Il est des rendez-vous durs à vivre, parce que je sais que je vais devoir reparler de Rose, de ce qui est arrivé, de notre décision, de mon état.

Et ces rendez-vous me bouffent le moral. Je les anticipe trop, je n'arrive pas à me projeter dans l'explication de ce qui est arrivé. Ma voix se bloque dans ma gorge, je parle dans un souffle, les mots ne veulent pas sortir, je bégaie, j'ai l'impression d'être dans un rêve, dans un cauchemar dont je n'arrive pas à sortir.

Ça m'est arrivé quand j'ai rencontré le médecin du rectorat pour parler de ma reprise. J'étais incapable d'expliquer pourquoi j'étais arrêtée. Elle m'a trouvée trop fragile pour reprendre maintenant.

Ça m'est arrivé quand je suis allée chez l'ostéopathe. Raconter pourquoi mon dos était coincé comme il est, pourquoi toutes ces douleurs, c'était impossible. Elle m'a permis de parler à ma fille absente, de lui dire tout ce qui me restait d'amour à lui dire.

J'ai anticipé le coup de fil pour prendre rendez-vous pour mon expertise médicale dans le cadre de ma demande de congé longue maladie. Je n'en ai pas dormi de la nuit. Les larmes m'étouffaient, la douleur, la tristesse. Savoir qu'à nouveau il allait falloir parler de Rose et de son absence à un inconnu. Et le soulagement quand on m'a donné rendez-vous le 25 février, 3 jours après la date à laquelle Rose aurait du naître. Un coin de ciel bleu. L'envie de croire qu'une fois cette date passée, j'irai mieux, je tournerai une page, celle de ma grossesse inachevée. Ou plutôt achevée trop tôt. La page du temps de Rose.
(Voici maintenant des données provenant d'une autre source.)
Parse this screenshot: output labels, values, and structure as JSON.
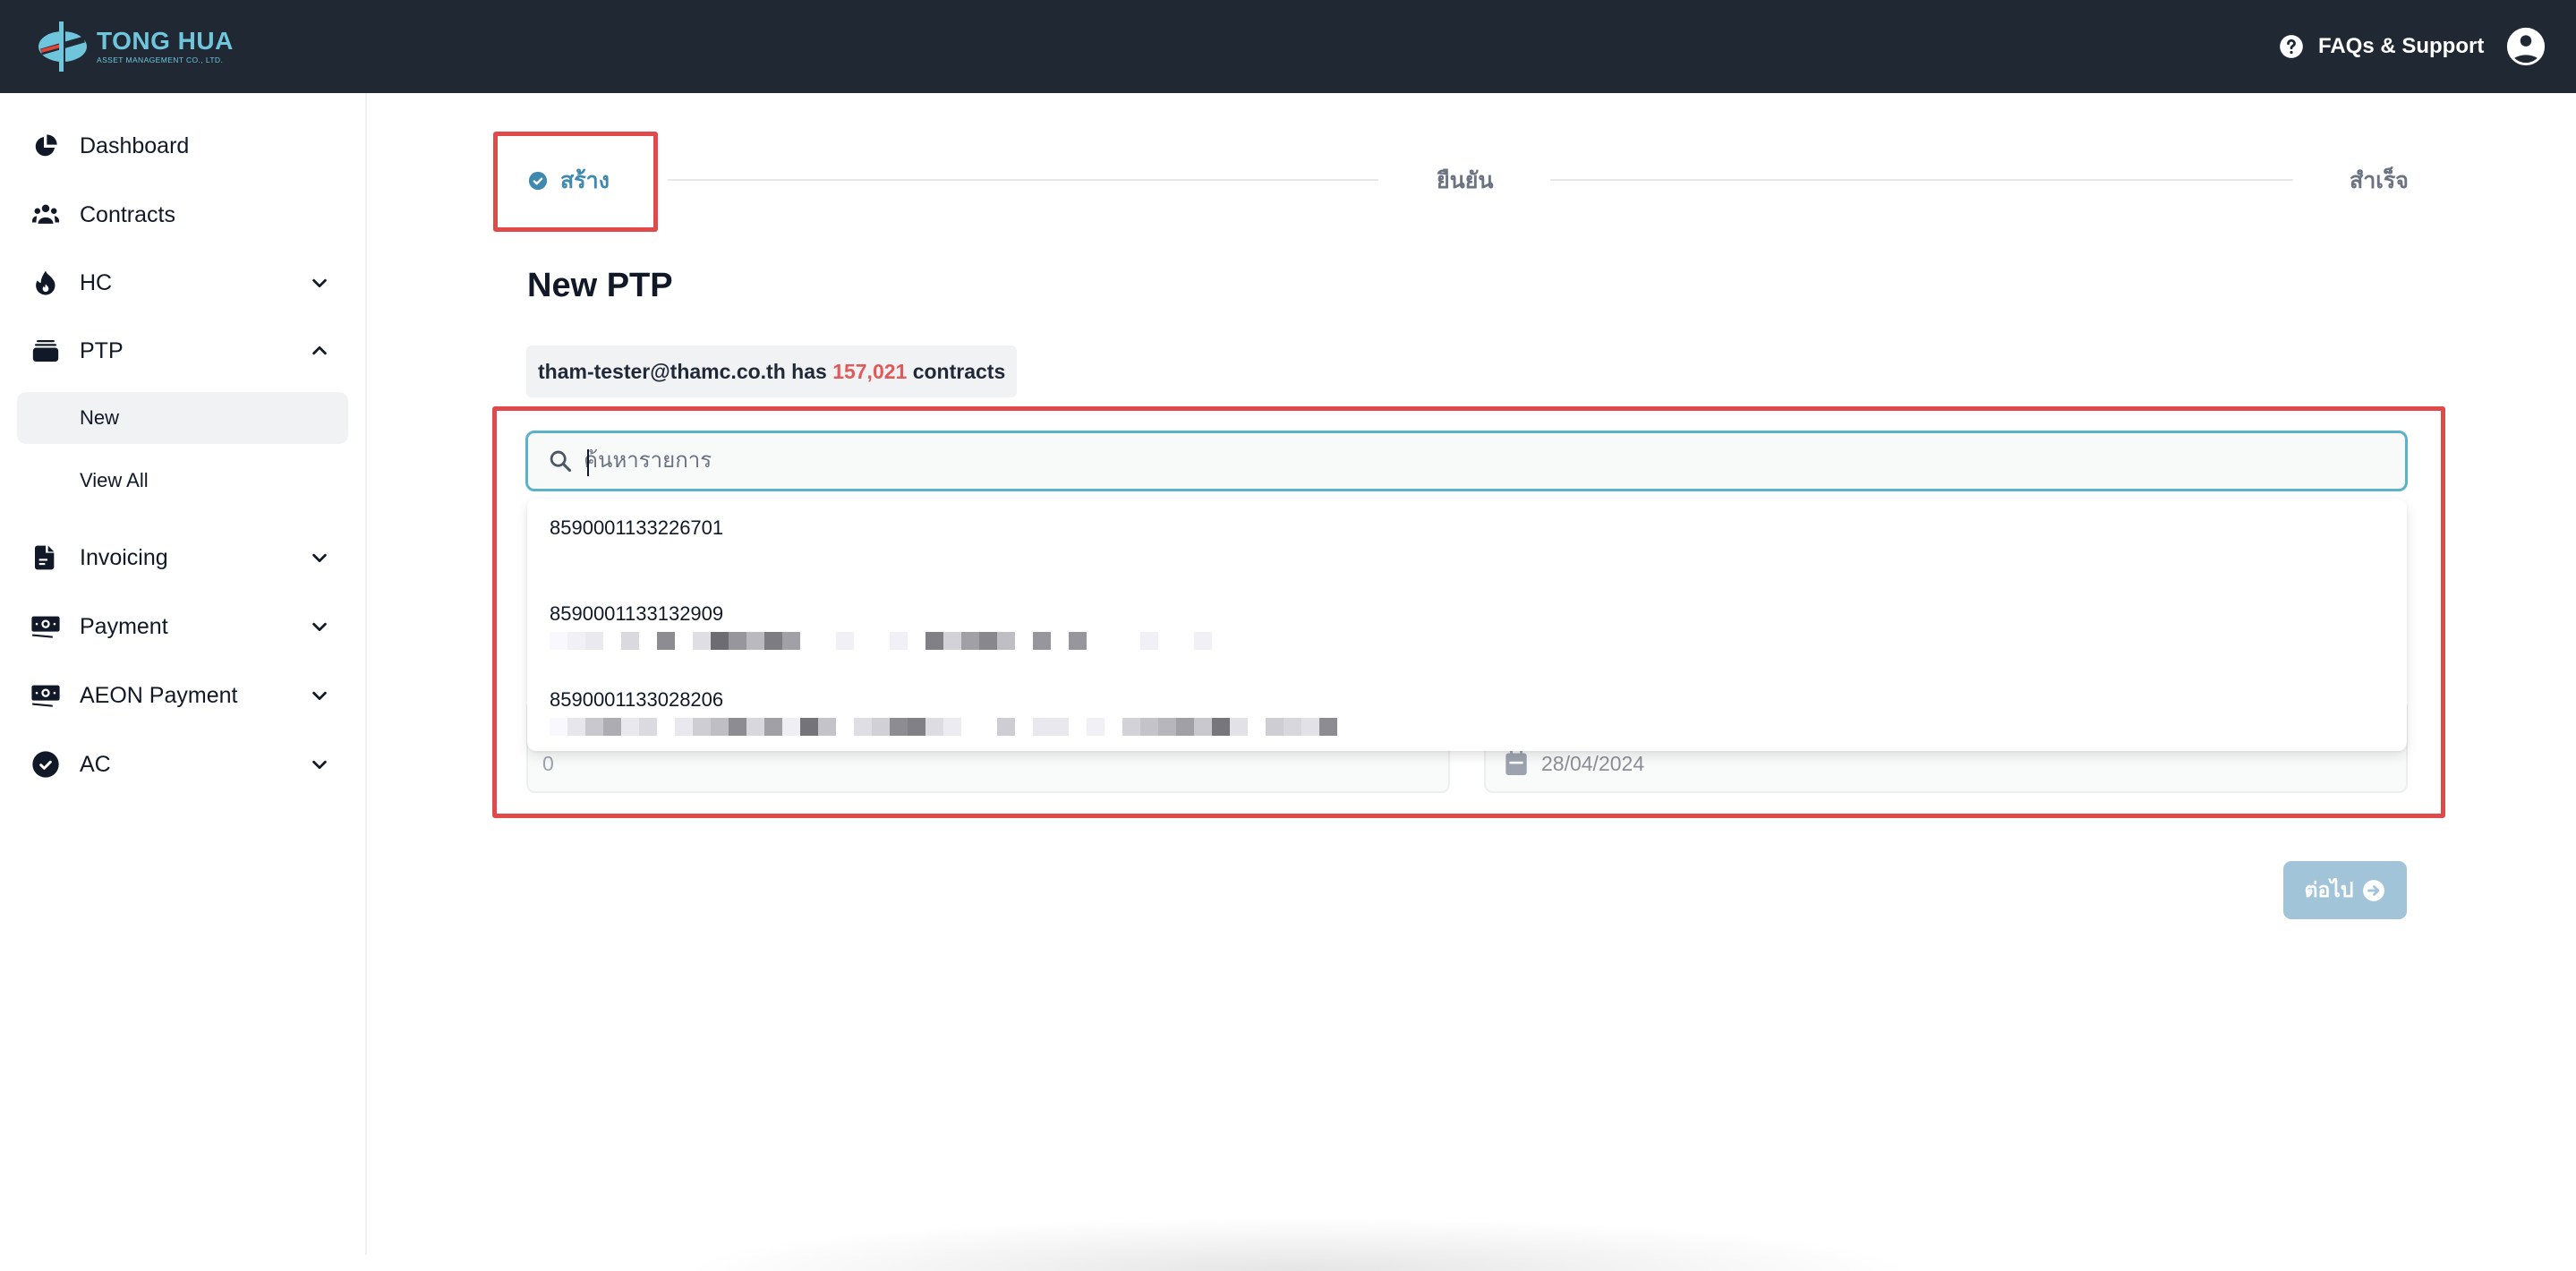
{
  "header": {
    "logo_title": "TONG HUA",
    "logo_subtitle": "ASSET MANAGEMENT CO., LTD.",
    "faq_label": "FAQs & Support",
    "colors": {
      "background": "#1f2833",
      "logo": "#6fc5dc"
    }
  },
  "sidebar": {
    "items": [
      {
        "label": "Dashboard",
        "icon": "pie-chart-icon"
      },
      {
        "label": "Contracts",
        "icon": "users-icon"
      },
      {
        "label": "HC",
        "icon": "fire-icon",
        "expandable": true,
        "expanded": false
      },
      {
        "label": "PTP",
        "icon": "inbox-stack-icon",
        "expandable": true,
        "expanded": true,
        "children": [
          {
            "label": "New",
            "active": true
          },
          {
            "label": "View All",
            "active": false
          }
        ]
      },
      {
        "label": "Invoicing",
        "icon": "document-icon",
        "expandable": true,
        "expanded": false
      },
      {
        "label": "Payment",
        "icon": "banknotes-icon",
        "expandable": true,
        "expanded": false
      },
      {
        "label": "AEON Payment",
        "icon": "banknotes-icon",
        "expandable": true,
        "expanded": false
      },
      {
        "label": "AC",
        "icon": "check-circle-icon",
        "expandable": true,
        "expanded": false
      }
    ]
  },
  "stepper": {
    "steps": [
      {
        "label": "สร้าง",
        "status": "current"
      },
      {
        "label": "ยืนยัน",
        "status": "pending"
      },
      {
        "label": "สำเร็จ",
        "status": "pending"
      }
    ],
    "active_color": "#3f89ae"
  },
  "main": {
    "title": "New PTP",
    "info": {
      "email": "tham-tester@thamc.co.th",
      "has": " has ",
      "count": "157,021",
      "suffix": " contracts",
      "count_color": "#e05a5a"
    },
    "search": {
      "placeholder": "ค้นหารายการ",
      "value": ""
    },
    "dropdown_options": [
      {
        "contract_no": "8590001133226701",
        "detail": ""
      },
      {
        "contract_no": "8590001133132909",
        "detail": "[redacted]"
      },
      {
        "contract_no": "8590001133028206",
        "detail": "[redacted]"
      }
    ],
    "amount_field": {
      "value": "0"
    },
    "date_field": {
      "value": "28/04/2024"
    },
    "next_button": {
      "label": "ต่อไป",
      "disabled": true,
      "color": "#a2c4d9"
    },
    "highlight_color": "#e04a4a"
  }
}
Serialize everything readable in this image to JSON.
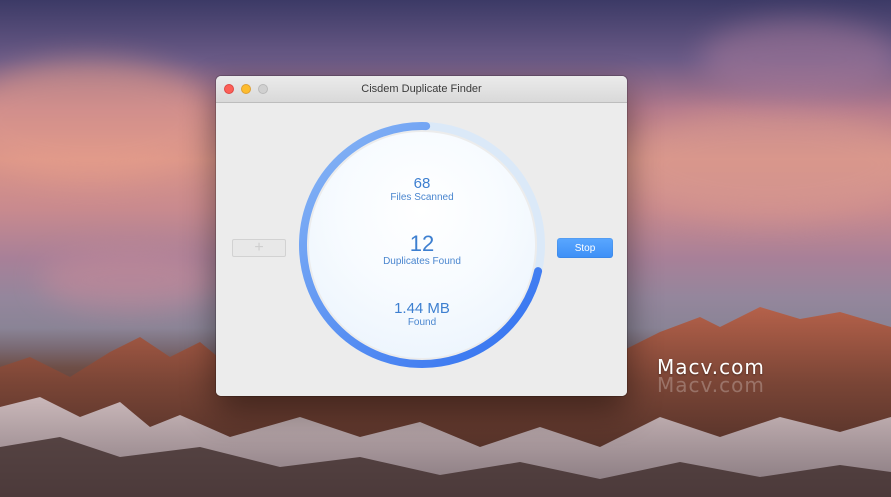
{
  "window": {
    "title": "Cisdem Duplicate Finder"
  },
  "scan": {
    "files_scanned_value": "68",
    "files_scanned_label": "Files Scanned",
    "duplicates_value": "12",
    "duplicates_label": "Duplicates Found",
    "size_value": "1.44 MB",
    "size_label": "Found",
    "progress_fraction": 0.72
  },
  "buttons": {
    "add_label": "+",
    "stop_label": "Stop"
  },
  "watermark": {
    "text": "Macv.com"
  },
  "colors": {
    "accent": "#3d8ff6",
    "ring_blue": "#4a8ef0",
    "ring_light": "#dbe9f8"
  },
  "icons": {
    "add": "plus-icon"
  }
}
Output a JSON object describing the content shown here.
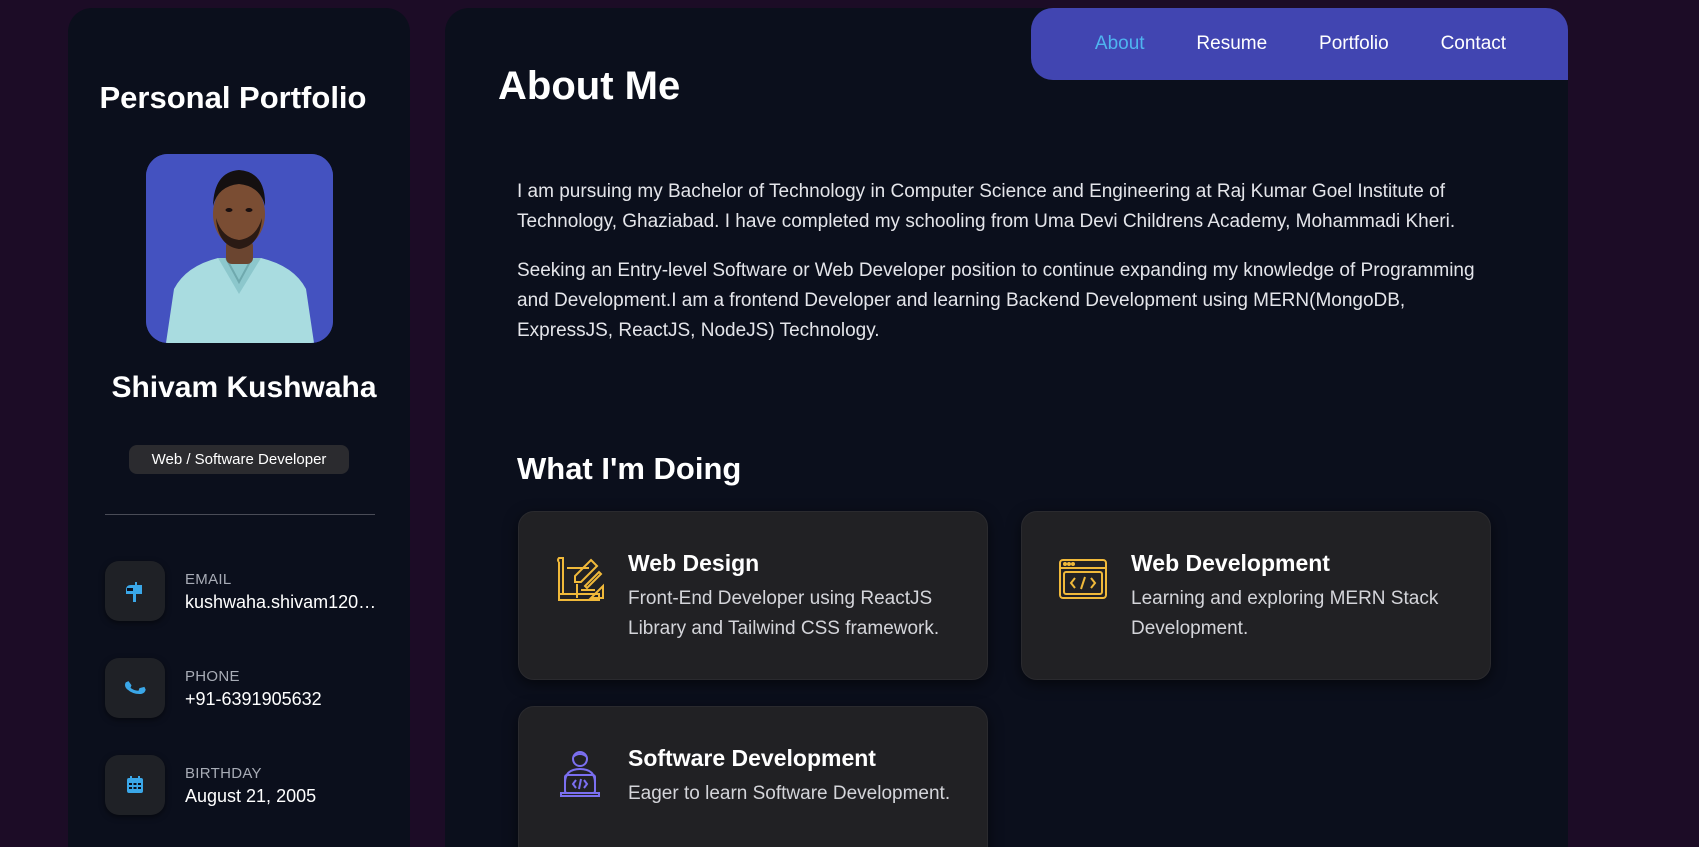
{
  "sidebar": {
    "title": "Personal Portfolio",
    "name": "Shivam Kushwaha",
    "role": "Web / Software Developer",
    "contacts": [
      {
        "label": "EMAIL",
        "value": "kushwaha.shivam120…",
        "icon": "mailbox-icon"
      },
      {
        "label": "PHONE",
        "value": "+91-6391905632",
        "icon": "phone-icon"
      },
      {
        "label": "BIRTHDAY",
        "value": "August 21, 2005",
        "icon": "calendar-icon"
      }
    ]
  },
  "nav": {
    "items": [
      {
        "label": "About",
        "active": true
      },
      {
        "label": "Resume",
        "active": false
      },
      {
        "label": "Portfolio",
        "active": false
      },
      {
        "label": "Contact",
        "active": false
      }
    ]
  },
  "about": {
    "title": "About Me",
    "paragraphs": [
      "I am pursuing my Bachelor of Technology in Computer Science and Engineering at Raj Kumar Goel Institute of Technology, Ghaziabad. I have completed my schooling from Uma Devi Childrens Academy, Mohammadi Kheri.",
      "Seeking an Entry-level Software or Web Developer position to continue expanding my knowledge of Programming and Development.I am a frontend Developer and learning Backend Development using MERN(MongoDB, ExpressJS, ReactJS, NodeJS) Technology."
    ]
  },
  "services": {
    "title": "What I'm Doing",
    "items": [
      {
        "title": "Web Design",
        "text": "Front-End Developer using ReactJS Library and Tailwind CSS framework.",
        "icon": "design-pencil-icon"
      },
      {
        "title": "Web Development",
        "text": "Learning and exploring MERN Stack Development.",
        "icon": "code-window-icon"
      },
      {
        "title": "Software Development",
        "text": "Eager to learn Software Development.",
        "icon": "developer-laptop-icon"
      }
    ]
  },
  "colors": {
    "background": "#1c0c26",
    "panel": "#0b0f1c",
    "nav": "#4145b1",
    "nav_active": "#4fb4f0",
    "card": "#212124",
    "icon_gold": "#f0b93a",
    "icon_blue": "#3aa7e8",
    "icon_purple": "#7b6ff0"
  }
}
Et qu'ensuite, il ne restera qu'une date à affronter, celle, tous les ans, de la naissance de Rose.

Je sais que je n'ai pas que des dates à affronter, mais j'aime à espérer qu'une fois libérée de mes dates, je pourrai enfin accepter de vivre avec le deuil de mon bébé.

 

Alors je profite du ciel bleu d'aujourd'hui. De cette couleur de fin de journée, si proche de la couleur d'une fin de journée d'été. De ma grande belette qui invente des chansons parce qu'elle est heureuse que son papa fasse de la pizza. De ce moment ce matin où nous nous sommes mis tous les trois à quatre pattes pour ranger la chambre de ma reinette d'amour. De mon amoureux qui s'inquiète et me prend dans ses bras ou m'embrasse la nuque au passage. De la chaleur d'un coup de fil à une amie. De beaucoup d'autres choses dont je ne veux pas encore parler mais qui sont si douces à mon coeur. De ces petites choses de la vie.